Warning: This article contains major spoilers for the season 2 premiere of “Squid Game.”
For as much as the debut season of “Squid Game” sucked viewers into its labyrinth of sadistic games and psychological drama, the finale still left audiences with a number of unanswered questions. How would lone survivor Seong Gi-hun (Lee Jung-jae) use the vast resources at his disposal to enact vengeance upon the perpetrators? With the death of Oh Il-nam (O Yeong-su), the kindly old man who turned out to be the man behind the curtain all along, would the mysterious Front Man (who turned out to be the missing In-ho, played by Lee Byung-hun) step up to take on the big job? And speaking of which, whatever happened to the Front Man’s brother, the dogged detective Hwang Jun-ho (Wi Ha-jun) — along with the damning evidence he collected and tried to send to his police superiors?

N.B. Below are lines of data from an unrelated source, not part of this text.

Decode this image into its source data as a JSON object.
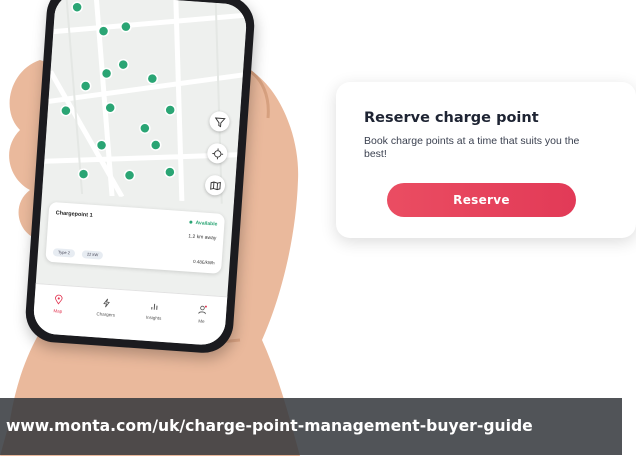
{
  "phone": {
    "chargepoint": {
      "name": "Chargepoint 1",
      "status": "Available",
      "distance": "1.2 km away",
      "tags": [
        "Type 2",
        "22 kW"
      ],
      "price": "0.48£/kWh"
    },
    "tabs": [
      {
        "label": "Map",
        "icon": "map-pin-icon",
        "active": true
      },
      {
        "label": "Chargers",
        "icon": "lightning-icon",
        "active": false
      },
      {
        "label": "Insights",
        "icon": "bar-chart-icon",
        "active": false
      },
      {
        "label": "Me",
        "icon": "user-icon",
        "active": false
      }
    ],
    "map_buttons": [
      "filter-icon",
      "locate-icon",
      "map-layers-icon"
    ]
  },
  "reserve": {
    "title": "Reserve charge point",
    "description": "Book charge points at a time that suits you the best!",
    "button_label": "Reserve"
  },
  "banner": {
    "url": "www.monta.com/uk/charge-point-management-buyer-guide"
  },
  "colors": {
    "accent": "#e23a57",
    "marker": "#2aa574",
    "banner": "#34383c"
  }
}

The well-received second season wastes no time catching fans up on this missing piece of information, confirming that the cop survived that tense, cliffside encounter with his long-long brother who turned out to be the Front Man. But while he managed to walk away from that bullet wound and his fall into the ocean far below, the same can’t be said for the intelligence he attempted to use to blow the whistle on the entire operation. Still, at least he’s since returned to his old profession, fighting crime and keeping civilians safe … though not in a way anyone would’ve ever expected.
If there’s anything that this early storyline with Hwang Jun-ho proves, it’s that the games have taken their toll and nothing will be the same again. Years after the finale, the once-relentless detective is now a shell of his former self. Yet, deep down, his need to reveal the Squid Game for what it is continues to drive him, after all.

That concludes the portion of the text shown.